When I was diagnosed with spinal muscular atrophy at 15 months, doctors told my parents I would only live to be 12 years old. In July, I doubled my life expectancy. To mark the moment, I jumped out of a plane: "YOLO."
This January I became the first young adult to be named national goodwill ambassador of the Muscular Dystrophy Association, the iconic nonprofit that transformed philanthropy giving in America with telethons, cause marketing, and celebrities led by the legendary Jerry Lewis.
The group supports families living with muscular dystrophy, ALS, and diseases that remove everyday freedoms like walking, hugging, and even breathing.
Part of my job involves helping the association launch its revitalized brand and Live Unlimited campaign.
Live Unlimited means daring to live beyond your perceived limitations and redefining what’s possible.
But the association didn’t choose me because I jumped out of a plane: It chose me because I, like so many families, am pushing past my limits. My real Live Unlimited moment was crossing the street on my own – when I was 20.
The campaign wasn’t born in a conference room: It emerged when story after story, post after post of people doing extraordinary things appeared in mainstream media and social feeds.
The association decided to leverage this human truth, recognizing families for their persistence and hope, doing things previously considered impossible just by living their lives.
This is bold, given many health organizations use urgent images and messaging to drive donations. Although the fight to find cures is as urgent as ever, as more new drugs come to market, the Muscular Dystrophy Association believes families are still at the center of everything it does.

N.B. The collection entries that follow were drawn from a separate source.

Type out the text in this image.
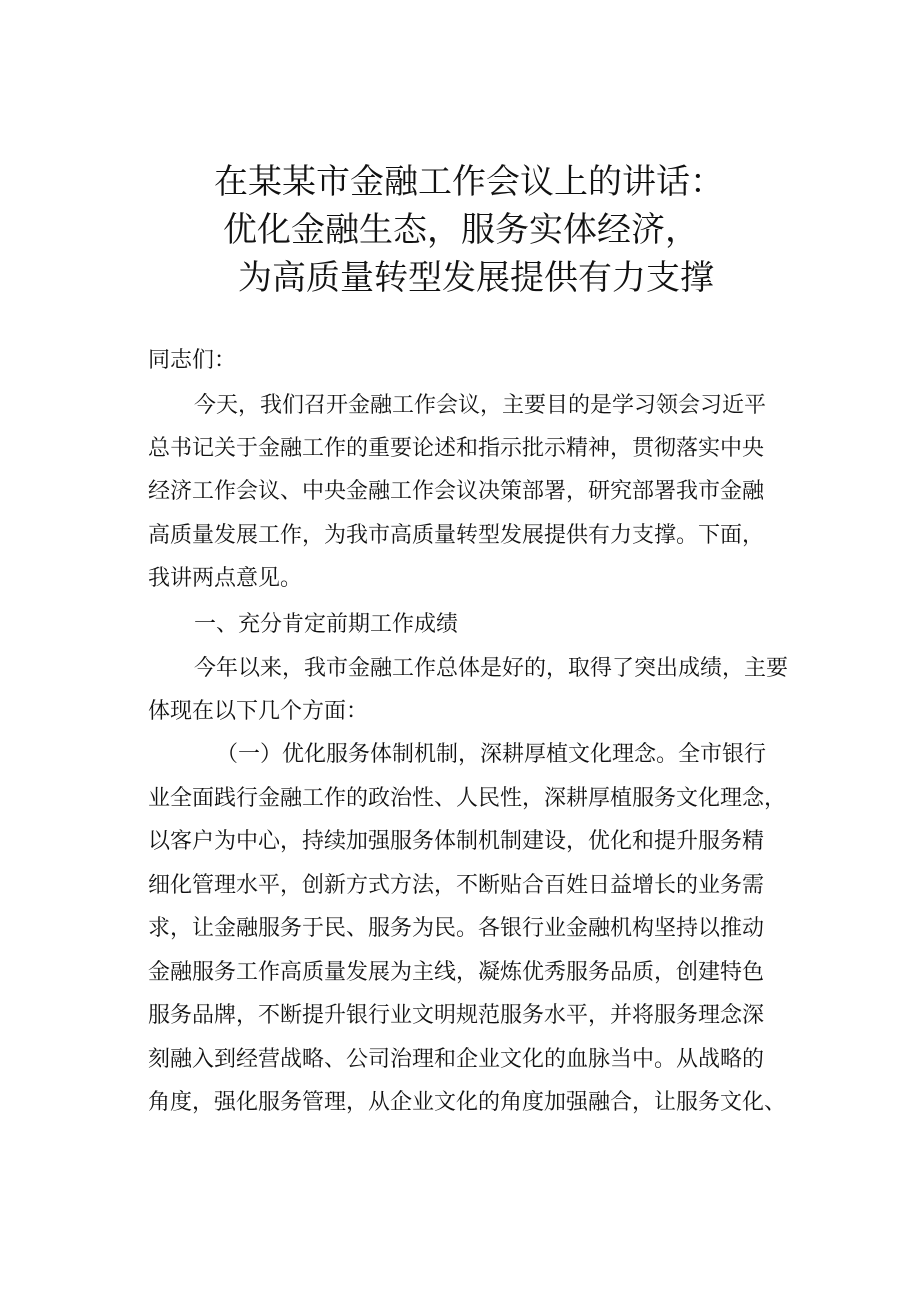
在某某市金融工作会议上的讲话：
优化金融生态，服务实体经济，
为高质量转型发展提供有力支撑
同志们：
今天，我们召开金融工作会议，主要目的是学习领会习近平
总书记关于金融工作的重要论述和指示批示精神，贯彻落实中央
经济工作会议、中央金融工作会议决策部署，研究部署我市金融
高质量发展工作，为我市高质量转型发展提供有力支撑。下面，
我讲两点意见。
一、充分肯定前期工作成绩
今年以来，我市金融工作总体是好的，取得了突出成绩，主要
体现在以下几个方面：
（一）优化服务体制机制，深耕厚植文化理念。全市银行
业全面践行金融工作的政治性、人民性，深耕厚植服务文化理念，
以客户为中心，持续加强服务体制机制建设，优化和提升服务精
细化管理水平，创新方式方法，不断贴合百姓日益增长的业务需
求，让金融服务于民、服务为民。各银行业金融机构坚持以推动
金融服务工作高质量发展为主线，凝炼优秀服务品质，创建特色
服务品牌，不断提升银行业文明规范服务水平，并将服务理念深
刻融入到经营战略、公司治理和企业文化的血脉当中。从战略的
角度，强化服务管理，从企业文化的角度加强融合，让服务文化、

The nonprofit is doubling research spend targeting treatments and cures, increasing the families it supports by 50%, and bridging from its rich heritage.
This summer, Live Unlimited will leverage the strength of families coping with muscular dystrophy to inspire everyday Americans to "live a moment and give a moment."
News of the launch spread quickly on social media, with more than 1.5 million impressions on Facebook alone. Posts by supporters, families, partners, and celebrities kept the conversation going on Twitter, where sentiment was positive.
Traffic to mda.org on launch day was more than 2.5 times the average Friday, and the announcement was covered widely on TV, online, and in print.
I’m ready to rally the country around the association’s mission, deepen its reach among millennials, and champion services and policies for young adults like me transitioning to adulthood.
But I’m most excited to encourage more families – and the world around us – to defy their own limits.
Joe Akmakjian is national goodwill ambassador of the Muscular Dystrophy Association.